More than anything else, writing a budget is about setting priorities. And for the first time in over a decade, Democrats had an opportunity this year to craft a plan that reflects our country's shared values, and ensures the promises binding us to future generations of Americans remain intact.
Those should be the priorities of this budget: to keep the tax burden low, to create and retain quality jobs, to encourage the free flow of capital from investors to investments - and more than anything else: to ensure our economic institutions can contend in an open marketplace buffeted by competitive forces abroad, and actuarial ones here at home.
But the proposal offered this week by Democratic leaders puts the quality of that future in serious risk. It extends our new obligations by boosting new spending to unprecedented new levels. And it imposes a $400 billion tax increase - the largest in American history - to cover it.
Putting together a sustainable budget requires that we all work together, that we focus our scarce resources on key priorities, and that we strengthen our capacity to deliver the best product we can for the American people. And that takes money. But does anyone believe that we can't meet our obligations without raising taxes on hard-working, middle-class Americans by an astounding $400 billion? I don't.
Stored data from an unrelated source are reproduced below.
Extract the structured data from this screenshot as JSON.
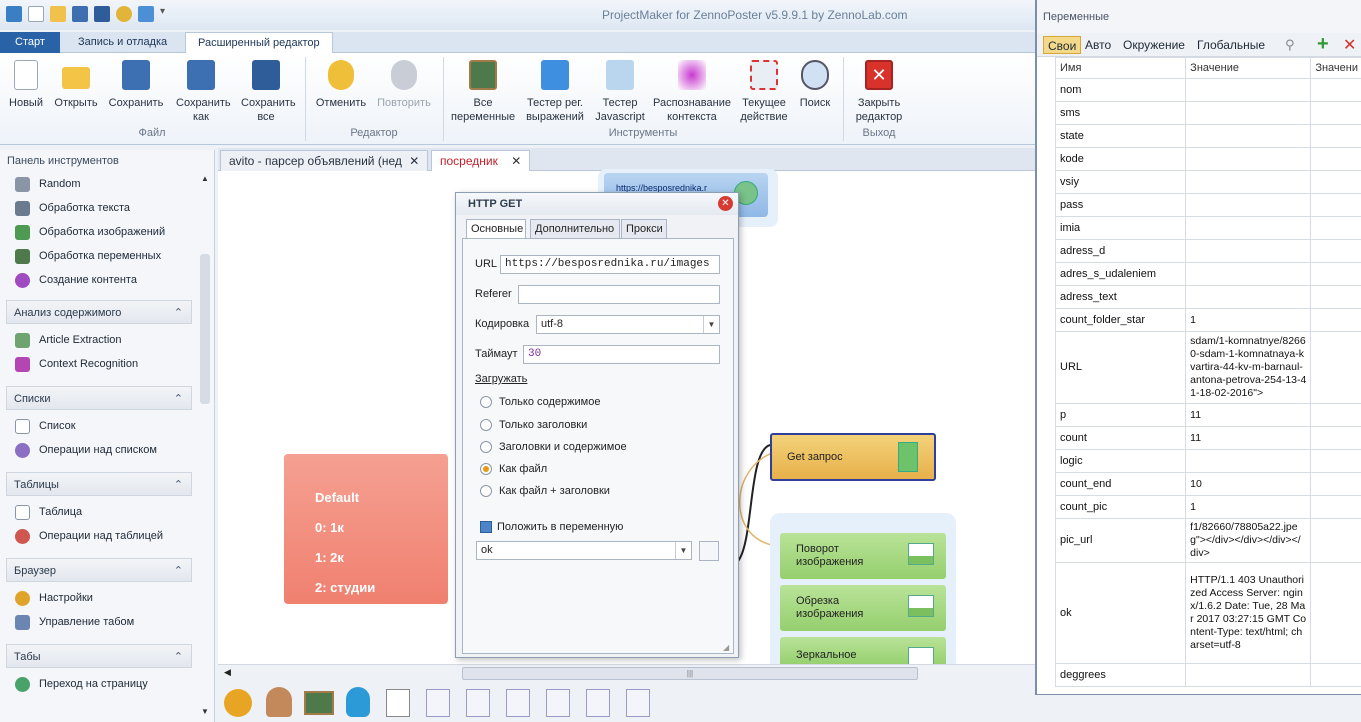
{
  "window": {
    "title": "ProjectMaker for ZennoPoster v5.9.9.1 by ZennoLab.com"
  },
  "ribbon_tabs": [
    {
      "label": "Старт"
    },
    {
      "label": "Запись и отладка"
    },
    {
      "label": "Расширенный редактор"
    }
  ],
  "ribbon": {
    "file_buttons": [
      {
        "label": "Новый"
      },
      {
        "label": "Открыть"
      },
      {
        "label": "Сохранить"
      },
      {
        "label": "Сохранить как"
      },
      {
        "label": "Сохранить все"
      }
    ],
    "file_group": "Файл",
    "editor_buttons": [
      {
        "label": "Отменить"
      },
      {
        "label": "Повторить"
      }
    ],
    "editor_group": "Редактор",
    "tools_buttons": [
      {
        "label": "Все переменные"
      },
      {
        "label": "Тестер рег. выражений"
      },
      {
        "label": "Тестер Javascript"
      },
      {
        "label": "Распознавание контекста"
      },
      {
        "label": "Текущее действие"
      },
      {
        "label": "Поиск"
      }
    ],
    "tools_group": "Инструменты",
    "exit_buttons": [
      {
        "label": "Закрыть редактор"
      }
    ],
    "exit_group": "Выход"
  },
  "toolbox": {
    "title": "Панель инструментов",
    "top_items": [
      "Random",
      "Обработка текста",
      "Обработка изображений",
      "Обработка переменных",
      "Создание контента"
    ],
    "sections": [
      {
        "title": "Анализ содержимого",
        "items": [
          "Article Extraction",
          "Context Recognition"
        ]
      },
      {
        "title": "Списки",
        "items": [
          "Список",
          "Операции над списком"
        ]
      },
      {
        "title": "Таблицы",
        "items": [
          "Таблица",
          "Операции над таблицей"
        ]
      },
      {
        "title": "Браузер",
        "items": [
          "Настройки",
          "Управление табом"
        ]
      },
      {
        "title": "Табы",
        "items": [
          "Переход на страницу"
        ]
      }
    ]
  },
  "doc_tabs": [
    {
      "label": "avito - парсер объявлений (нед"
    },
    {
      "label": "посредник"
    }
  ],
  "canvas": {
    "url_block": "https://besposrednika.r",
    "default_block": {
      "title": "Default",
      "lines": [
        "0: 1к",
        "1: 2к",
        "2: студии"
      ]
    },
    "get_block": "Get запрос",
    "image_blocks": [
      "Поворот изображения",
      "Обрезка изображения",
      "Зеркальное"
    ]
  },
  "dialog": {
    "title": "HTTP GET",
    "tabs": [
      "Основные",
      "Дополнительно",
      "Прокси"
    ],
    "url_label": "URL",
    "url_value": "https://besposrednika.ru/images",
    "referer_label": "Referer",
    "referer_value": "",
    "encoding_label": "Кодировка",
    "encoding_value": "utf-8",
    "timeout_label": "Таймаут",
    "timeout_value": "30",
    "load_label": "Загружать",
    "load_options": [
      "Только содержимое",
      "Только заголовки",
      "Заголовки и содержимое",
      "Как файл",
      "Как файл + заголовки"
    ],
    "load_selected": 3,
    "save_to_var_label": "Положить в переменную",
    "var_value": "ok"
  },
  "variables_panel": {
    "title": "Переменные",
    "tabs": [
      "Свои",
      "Авто",
      "Окружение",
      "Глобальные"
    ],
    "columns": [
      "Имя",
      "Значение",
      "Значени"
    ],
    "rows": [
      {
        "name": "nom",
        "value": ""
      },
      {
        "name": "sms",
        "value": ""
      },
      {
        "name": "state",
        "value": ""
      },
      {
        "name": "kode",
        "value": ""
      },
      {
        "name": "vsiy",
        "value": ""
      },
      {
        "name": "pass",
        "value": ""
      },
      {
        "name": "imia",
        "value": ""
      },
      {
        "name": "adress_d",
        "value": ""
      },
      {
        "name": "adres_s_udaleniem",
        "value": ""
      },
      {
        "name": "adress_text",
        "value": ""
      },
      {
        "name": "count_folder_star",
        "value": "1"
      },
      {
        "name": "URL",
        "value": "sdam/1-komnatnye/82660-sdam-1-komnatnaya-kvartira-44-kv-m-barnaul-antona-petrova-254-13-41-18-02-2016\">"
      },
      {
        "name": "p",
        "value": "11"
      },
      {
        "name": "count",
        "value": "11"
      },
      {
        "name": "logic",
        "value": ""
      },
      {
        "name": "count_end",
        "value": "10"
      },
      {
        "name": "count_pic",
        "value": "1"
      },
      {
        "name": "pic_url",
        "value": "f1/82660/78805a22.jpeg\"></div></div></div></div>"
      },
      {
        "name": "ok",
        "value": "HTTP/1.1 403 Unauthorized Access Server: nginx/1.6.2 Date: Tue, 28 Mar 2017 03:27:15 GMT Content-Type: text/html; charset=utf-8"
      },
      {
        "name": "deggrees",
        "value": ""
      }
    ]
  }
}
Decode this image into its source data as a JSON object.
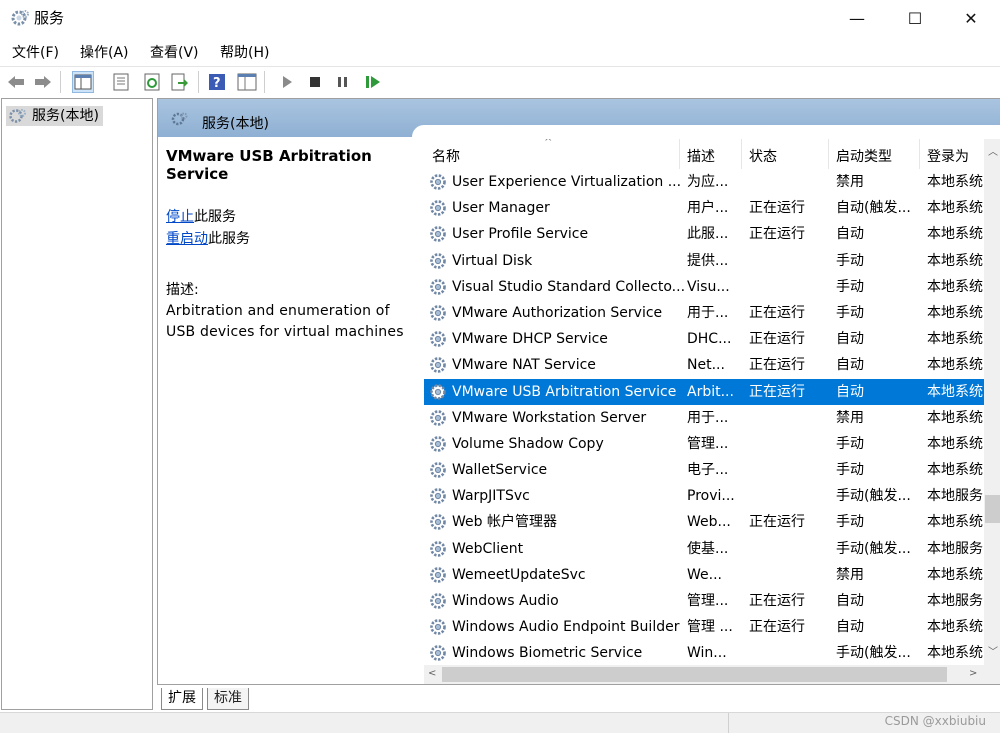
{
  "window": {
    "title": "服务",
    "controls": {
      "minimize": "—",
      "maximize": "☐",
      "close": "✕"
    }
  },
  "menu": [
    "文件(F)",
    "操作(A)",
    "查看(V)",
    "帮助(H)"
  ],
  "toolbar_icons": [
    "back-icon",
    "forward-icon",
    "show-tree-icon",
    "properties-icon",
    "refresh-icon",
    "export-icon",
    "help-icon",
    "console-icon",
    "start-icon",
    "stop-icon",
    "pause-icon",
    "resume-icon"
  ],
  "tree": {
    "root": "服务(本地)"
  },
  "panel": {
    "header": "服务(本地)",
    "selected_service": "VMware USB Arbitration Service",
    "actions": [
      {
        "link": "停止",
        "rest": "此服务"
      },
      {
        "link": "重启动",
        "rest": "此服务"
      }
    ],
    "description_label": "描述:",
    "description": "Arbitration and enumeration of USB devices for virtual machines"
  },
  "table": {
    "columns": [
      "名称",
      "描述",
      "状态",
      "启动类型",
      "登录为"
    ],
    "rows": [
      {
        "name": "User Experience Virtualization ...",
        "desc": "为应...",
        "state": "",
        "start": "禁用",
        "logon": "本地系统"
      },
      {
        "name": "User Manager",
        "desc": "用户...",
        "state": "正在运行",
        "start": "自动(触发...",
        "logon": "本地系统"
      },
      {
        "name": "User Profile Service",
        "desc": "此服...",
        "state": "正在运行",
        "start": "自动",
        "logon": "本地系统"
      },
      {
        "name": "Virtual Disk",
        "desc": "提供...",
        "state": "",
        "start": "手动",
        "logon": "本地系统"
      },
      {
        "name": "Visual Studio Standard Collecto...",
        "desc": "Visu...",
        "state": "",
        "start": "手动",
        "logon": "本地系统"
      },
      {
        "name": "VMware Authorization Service",
        "desc": "用于...",
        "state": "正在运行",
        "start": "手动",
        "logon": "本地系统"
      },
      {
        "name": "VMware DHCP Service",
        "desc": "DHC...",
        "state": "正在运行",
        "start": "自动",
        "logon": "本地系统"
      },
      {
        "name": "VMware NAT Service",
        "desc": "Net...",
        "state": "正在运行",
        "start": "自动",
        "logon": "本地系统"
      },
      {
        "name": "VMware USB Arbitration Service",
        "desc": "Arbit...",
        "state": "正在运行",
        "start": "自动",
        "logon": "本地系统",
        "selected": true
      },
      {
        "name": "VMware Workstation Server",
        "desc": "用于...",
        "state": "",
        "start": "禁用",
        "logon": "本地系统"
      },
      {
        "name": "Volume Shadow Copy",
        "desc": "管理...",
        "state": "",
        "start": "手动",
        "logon": "本地系统"
      },
      {
        "name": "WalletService",
        "desc": "电子...",
        "state": "",
        "start": "手动",
        "logon": "本地系统"
      },
      {
        "name": "WarpJITSvc",
        "desc": "Provi...",
        "state": "",
        "start": "手动(触发...",
        "logon": "本地服务"
      },
      {
        "name": "Web 帐户管理器",
        "desc": "Web...",
        "state": "正在运行",
        "start": "手动",
        "logon": "本地系统"
      },
      {
        "name": "WebClient",
        "desc": "使基...",
        "state": "",
        "start": "手动(触发...",
        "logon": "本地服务"
      },
      {
        "name": "WemeetUpdateSvc",
        "desc": "We...",
        "state": "",
        "start": "禁用",
        "logon": "本地系统"
      },
      {
        "name": "Windows Audio",
        "desc": "管理...",
        "state": "正在运行",
        "start": "自动",
        "logon": "本地服务"
      },
      {
        "name": "Windows Audio Endpoint Builder",
        "desc": "管理 ...",
        "state": "正在运行",
        "start": "自动",
        "logon": "本地系统"
      },
      {
        "name": "Windows Biometric Service",
        "desc": "Win...",
        "state": "",
        "start": "手动(触发...",
        "logon": "本地系统"
      }
    ]
  },
  "tabs": [
    "扩展",
    "标准"
  ],
  "watermark": "CSDN @xxbiubiu",
  "colors": {
    "selection": "#0078d7",
    "header": "#99b9db",
    "link": "#0047c8"
  }
}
I believe we can meet our obligations without bringing back the punitive marriage penalty, which, under this budget would force 48 million married couples to send an additional $2,900 to Washington each year.I believe we can meet our obligations without resurrecting the Death Tax, an insidious form of double-taxation that penalizes family farmers and small business owners at rates that would make even our friends in Europe blush.
I believe we can meet our obligations without asking 17 million elderly Americans living on fixed incomes to chip in an extra $2,270 each year so Democrats can dump that money into a bureaucratic black hole.
And I believe we can meet our obligations without imposing $3,960 worth of new taxes on our key engines of economic growth: the 26 million small business owners who put more than their money on the line so that our economy might have the chance to turnover another job.
If this budget is a statement of fiscal priorities, Democrats have a lot of explaining to do. Because in assuming the expiration of every measure of tax relief we secured over the past six years, they're opening the door to a series of tax hikes that no rational economy can endure, and no reasonable citizen should tolerate.
Take, for example, a line in the code allowing many of our nation's veterans and war fighters to collect the earned income tax credit. Under their proposal, these men and women who served our nation in uniform would no longer be eligible for relief.
Some of these tax increases are unproductive; others are downright bizarre. But the most disappointing thing about this budget - beyond the chimerical "reserve accounts" that don't exist, and the assumption that simply ratcheting up IRS enforcement will solve all our fiscal problems - is that even a most modest attempt at reforming our runaway entitlement system was left on the shelf.
Read this budget from preface to postscript, and you'll find new taxes and an awful lot of new spending. You'll find faulty assumptions and misguided premises. You'll find a house of cards stacked on a bed of worms.
But nowhere in this budget will you find honest answers to honest questions about our future. But in instituting the largest tax increase in American history, what you may just find are the instruments of its undoing.